Medium induced mixing, spatial modulations and critical modes in QCD

TL;DR

This paper explores the extensive mixing of chiral condensate, density, and gluonic degrees of freedom in hot and dense QCD, revealing complex eigenvalues and spatially modulated correlations near critical points.

Contribution

It uncovers the non-Hermitian nature of the QCD effective action Hessian and the complex structure of critical modes involving multiple degrees of freedom.

Findings

Hessian of QCD effective action is non-Hermitian with symmetry under charge and complex conjugation.

Eigenvalues can form complex-conjugate pairs, indicating spatially modulated correlations.

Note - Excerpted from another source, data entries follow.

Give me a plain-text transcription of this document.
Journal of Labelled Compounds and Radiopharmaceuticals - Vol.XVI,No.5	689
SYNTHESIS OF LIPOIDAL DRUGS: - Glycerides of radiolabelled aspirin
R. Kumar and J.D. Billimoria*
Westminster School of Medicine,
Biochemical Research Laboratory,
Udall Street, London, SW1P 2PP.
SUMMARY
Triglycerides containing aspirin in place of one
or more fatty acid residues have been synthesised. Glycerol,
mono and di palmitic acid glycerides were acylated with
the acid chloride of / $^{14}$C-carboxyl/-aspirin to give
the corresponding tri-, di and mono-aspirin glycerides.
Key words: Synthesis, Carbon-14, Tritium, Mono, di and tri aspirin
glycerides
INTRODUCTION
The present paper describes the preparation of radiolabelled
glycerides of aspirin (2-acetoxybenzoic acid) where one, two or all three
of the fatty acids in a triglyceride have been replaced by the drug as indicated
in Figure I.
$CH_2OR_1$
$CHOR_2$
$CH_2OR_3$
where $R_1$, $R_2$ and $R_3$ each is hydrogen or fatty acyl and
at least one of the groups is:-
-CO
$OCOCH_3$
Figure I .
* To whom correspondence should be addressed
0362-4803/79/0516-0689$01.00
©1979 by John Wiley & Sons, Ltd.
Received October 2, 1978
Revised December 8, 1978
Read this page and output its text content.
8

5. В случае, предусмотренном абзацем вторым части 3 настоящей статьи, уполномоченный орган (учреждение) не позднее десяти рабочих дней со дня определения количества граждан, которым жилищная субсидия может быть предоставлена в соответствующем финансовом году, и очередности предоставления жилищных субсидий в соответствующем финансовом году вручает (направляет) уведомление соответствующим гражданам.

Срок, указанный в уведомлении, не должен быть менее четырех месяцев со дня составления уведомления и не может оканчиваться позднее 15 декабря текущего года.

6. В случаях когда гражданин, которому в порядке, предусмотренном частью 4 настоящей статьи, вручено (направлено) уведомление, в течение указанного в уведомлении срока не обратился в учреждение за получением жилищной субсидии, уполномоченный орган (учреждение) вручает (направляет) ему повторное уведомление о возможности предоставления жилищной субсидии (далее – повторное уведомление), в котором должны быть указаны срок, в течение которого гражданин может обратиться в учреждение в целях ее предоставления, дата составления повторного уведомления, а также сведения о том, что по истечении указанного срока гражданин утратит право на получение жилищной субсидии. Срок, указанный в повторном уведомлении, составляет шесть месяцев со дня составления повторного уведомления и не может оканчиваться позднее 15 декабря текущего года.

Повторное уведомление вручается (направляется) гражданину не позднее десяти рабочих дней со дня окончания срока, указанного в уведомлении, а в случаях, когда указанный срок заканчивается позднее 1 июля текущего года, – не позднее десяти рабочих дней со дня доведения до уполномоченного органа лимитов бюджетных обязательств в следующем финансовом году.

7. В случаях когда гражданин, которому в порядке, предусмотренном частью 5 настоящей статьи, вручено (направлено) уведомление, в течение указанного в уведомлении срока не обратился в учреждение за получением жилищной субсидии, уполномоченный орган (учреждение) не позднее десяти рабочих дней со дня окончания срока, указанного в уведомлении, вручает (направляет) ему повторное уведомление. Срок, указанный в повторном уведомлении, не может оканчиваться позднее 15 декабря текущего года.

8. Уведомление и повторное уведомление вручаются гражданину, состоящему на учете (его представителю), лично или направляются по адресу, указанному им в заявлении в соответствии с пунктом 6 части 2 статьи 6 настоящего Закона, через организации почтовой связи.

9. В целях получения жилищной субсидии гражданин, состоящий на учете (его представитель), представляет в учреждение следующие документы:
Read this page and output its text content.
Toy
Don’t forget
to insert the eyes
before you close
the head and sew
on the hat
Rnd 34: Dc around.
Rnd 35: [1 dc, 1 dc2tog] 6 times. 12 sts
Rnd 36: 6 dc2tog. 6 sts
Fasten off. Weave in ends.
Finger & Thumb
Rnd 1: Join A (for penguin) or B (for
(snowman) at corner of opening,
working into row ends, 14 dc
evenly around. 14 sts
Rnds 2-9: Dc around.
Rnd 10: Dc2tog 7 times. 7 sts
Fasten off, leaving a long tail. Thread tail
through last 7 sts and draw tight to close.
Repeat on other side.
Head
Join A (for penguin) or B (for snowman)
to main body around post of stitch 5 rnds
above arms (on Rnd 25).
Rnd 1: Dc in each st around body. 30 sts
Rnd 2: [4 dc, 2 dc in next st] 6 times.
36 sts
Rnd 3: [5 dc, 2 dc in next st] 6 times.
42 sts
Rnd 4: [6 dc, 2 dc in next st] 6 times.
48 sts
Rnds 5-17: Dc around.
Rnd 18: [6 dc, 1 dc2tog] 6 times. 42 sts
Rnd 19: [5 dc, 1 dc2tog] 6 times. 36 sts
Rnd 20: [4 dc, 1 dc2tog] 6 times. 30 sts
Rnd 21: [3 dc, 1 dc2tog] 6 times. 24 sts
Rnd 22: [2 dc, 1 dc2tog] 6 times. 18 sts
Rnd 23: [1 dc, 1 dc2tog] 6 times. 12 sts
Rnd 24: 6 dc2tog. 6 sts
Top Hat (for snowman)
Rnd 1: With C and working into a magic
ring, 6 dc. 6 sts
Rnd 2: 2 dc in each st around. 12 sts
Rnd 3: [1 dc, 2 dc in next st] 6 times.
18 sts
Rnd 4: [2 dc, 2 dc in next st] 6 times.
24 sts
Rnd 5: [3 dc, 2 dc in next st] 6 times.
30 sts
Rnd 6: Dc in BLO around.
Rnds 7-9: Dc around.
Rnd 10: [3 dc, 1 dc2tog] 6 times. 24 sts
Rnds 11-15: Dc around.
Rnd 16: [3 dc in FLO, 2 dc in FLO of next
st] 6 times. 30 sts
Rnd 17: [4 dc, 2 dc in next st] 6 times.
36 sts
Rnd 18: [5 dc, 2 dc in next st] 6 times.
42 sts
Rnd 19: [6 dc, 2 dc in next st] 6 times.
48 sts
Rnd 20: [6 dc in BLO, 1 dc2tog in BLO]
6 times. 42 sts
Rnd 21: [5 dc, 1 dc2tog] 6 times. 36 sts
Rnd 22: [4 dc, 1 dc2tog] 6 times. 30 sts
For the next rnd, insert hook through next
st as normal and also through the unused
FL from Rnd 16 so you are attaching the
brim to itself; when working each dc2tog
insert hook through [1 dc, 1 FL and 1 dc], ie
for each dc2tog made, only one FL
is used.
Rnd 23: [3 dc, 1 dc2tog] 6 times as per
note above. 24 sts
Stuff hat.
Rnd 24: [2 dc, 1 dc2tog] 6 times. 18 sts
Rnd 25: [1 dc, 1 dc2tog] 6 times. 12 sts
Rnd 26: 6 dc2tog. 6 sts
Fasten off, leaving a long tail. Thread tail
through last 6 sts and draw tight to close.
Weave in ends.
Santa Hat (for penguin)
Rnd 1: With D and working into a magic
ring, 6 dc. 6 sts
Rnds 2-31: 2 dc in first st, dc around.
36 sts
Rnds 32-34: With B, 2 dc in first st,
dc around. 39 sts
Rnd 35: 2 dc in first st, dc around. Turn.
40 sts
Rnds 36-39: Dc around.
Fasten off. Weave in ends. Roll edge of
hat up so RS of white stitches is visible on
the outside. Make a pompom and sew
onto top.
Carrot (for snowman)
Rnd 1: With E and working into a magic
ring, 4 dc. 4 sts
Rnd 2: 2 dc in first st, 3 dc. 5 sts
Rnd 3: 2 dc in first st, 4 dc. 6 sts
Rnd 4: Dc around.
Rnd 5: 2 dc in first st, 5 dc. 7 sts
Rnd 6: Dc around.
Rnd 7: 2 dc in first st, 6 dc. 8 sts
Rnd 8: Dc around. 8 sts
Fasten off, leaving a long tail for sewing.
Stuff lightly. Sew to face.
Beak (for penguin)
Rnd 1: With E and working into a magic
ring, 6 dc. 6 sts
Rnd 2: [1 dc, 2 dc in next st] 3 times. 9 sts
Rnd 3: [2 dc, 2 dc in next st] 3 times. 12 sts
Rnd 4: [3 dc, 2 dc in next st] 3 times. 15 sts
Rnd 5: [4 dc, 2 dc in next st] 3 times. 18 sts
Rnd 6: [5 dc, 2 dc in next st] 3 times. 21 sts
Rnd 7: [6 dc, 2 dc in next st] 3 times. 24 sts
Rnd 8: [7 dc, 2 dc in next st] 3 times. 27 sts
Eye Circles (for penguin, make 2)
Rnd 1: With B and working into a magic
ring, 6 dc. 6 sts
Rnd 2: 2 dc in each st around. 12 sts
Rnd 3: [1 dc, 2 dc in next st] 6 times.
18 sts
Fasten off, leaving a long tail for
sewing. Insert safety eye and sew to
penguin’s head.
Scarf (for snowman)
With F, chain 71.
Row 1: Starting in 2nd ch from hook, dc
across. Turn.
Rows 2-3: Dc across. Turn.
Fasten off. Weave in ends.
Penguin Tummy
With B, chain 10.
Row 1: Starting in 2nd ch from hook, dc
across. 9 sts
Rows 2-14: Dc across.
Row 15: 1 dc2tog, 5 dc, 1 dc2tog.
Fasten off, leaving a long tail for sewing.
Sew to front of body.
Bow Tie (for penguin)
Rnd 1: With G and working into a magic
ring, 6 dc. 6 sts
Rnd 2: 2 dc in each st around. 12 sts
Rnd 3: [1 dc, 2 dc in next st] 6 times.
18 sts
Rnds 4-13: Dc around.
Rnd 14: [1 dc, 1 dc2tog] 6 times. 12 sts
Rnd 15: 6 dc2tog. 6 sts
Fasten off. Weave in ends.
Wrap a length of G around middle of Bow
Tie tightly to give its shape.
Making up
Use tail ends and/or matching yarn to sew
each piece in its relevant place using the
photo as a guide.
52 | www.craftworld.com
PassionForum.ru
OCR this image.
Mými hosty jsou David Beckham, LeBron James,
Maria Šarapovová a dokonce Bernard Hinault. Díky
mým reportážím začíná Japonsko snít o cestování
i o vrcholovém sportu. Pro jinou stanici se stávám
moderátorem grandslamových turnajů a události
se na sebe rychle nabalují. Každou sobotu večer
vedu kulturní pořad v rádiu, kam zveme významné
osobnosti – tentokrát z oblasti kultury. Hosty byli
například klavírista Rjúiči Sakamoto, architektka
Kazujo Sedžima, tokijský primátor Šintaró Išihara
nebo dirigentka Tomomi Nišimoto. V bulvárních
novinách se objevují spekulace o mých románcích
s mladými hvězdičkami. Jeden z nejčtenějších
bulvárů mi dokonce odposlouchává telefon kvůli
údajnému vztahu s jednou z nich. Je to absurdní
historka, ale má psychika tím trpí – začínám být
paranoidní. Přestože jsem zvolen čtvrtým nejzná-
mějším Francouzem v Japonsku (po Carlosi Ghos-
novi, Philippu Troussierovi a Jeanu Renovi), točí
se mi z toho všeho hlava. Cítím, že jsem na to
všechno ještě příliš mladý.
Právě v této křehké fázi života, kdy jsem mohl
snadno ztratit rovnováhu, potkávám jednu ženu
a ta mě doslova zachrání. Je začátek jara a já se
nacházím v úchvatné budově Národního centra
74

Critical modes involve chiral condensate, density, and Polyakov loops, and are disconnected from the vacuum condensate due to avoided crossing.

Abstract

The mixing between the chiral condensate and the density in hot and dense QCD matter is familiar. We show that the mixing relevant for the ground state is considerably more extensive, and in particular also involves gluonic degrees of freedom. As a result, the Hessian of the QCD effective action is non-Hermitian, but retains a symmetry under combined charge- and complex conjugation. This can lead to complex-conjugate pairs of eigenvalues of this Hessian, signaling regimes with spatially modulated correlations. Furthermore, based on the analytic structure of the quark determinant at a chiral critical point, we demonstrate that the corresponding massless critical mode is composed of the chiral condensate, the density and the Polyakov loops. Due to an avoided crossing, the critical mode turns out to be disconnected from the chiral condensate in vacuum. We present general arguments for all these features and illustrate them through explicit model calculations.